The tech companies have also fired many community managers and trimmed security and ethics teams over the past several years. Moreover, the CEOs of large tech companies are now publicly lining up behind the anti-democratic, right-wing extremist US president Donald Trump – and taking an even more relaxed approach to disinformation from the far right of the political spectrum. Recently, Meta CEO Mark Zuckerberg even stopped working with international journalistic fact-checking initiatives, which Facebook had long established and supported – good news for mercenaries of disinformation.

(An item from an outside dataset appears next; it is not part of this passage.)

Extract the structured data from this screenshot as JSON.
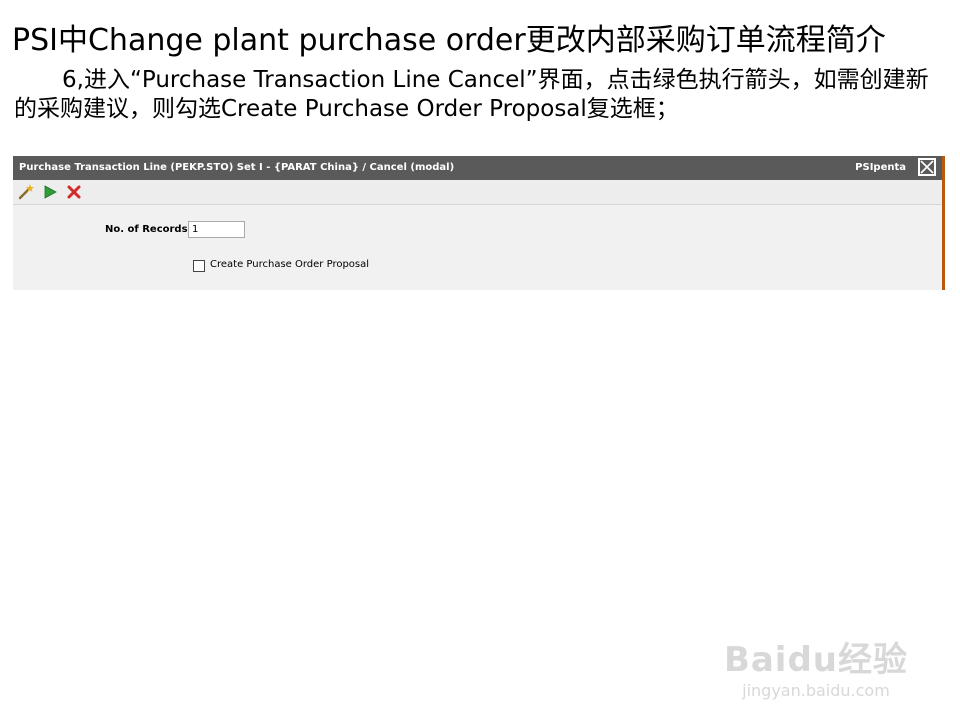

“Team Jorge” is also apparently involved once again in the dirty business of election manipulation: “We have seen signs that, even after the publication of our findings, Team Jorge might have resumed its activities after taking a little break,” says Spiegel journalist Hoppenstedt.

Sonja Peteranderl is a journalist and founder of BuzzingCities Lab, a think tank that focuses 
on digital innovation, security and organised crime.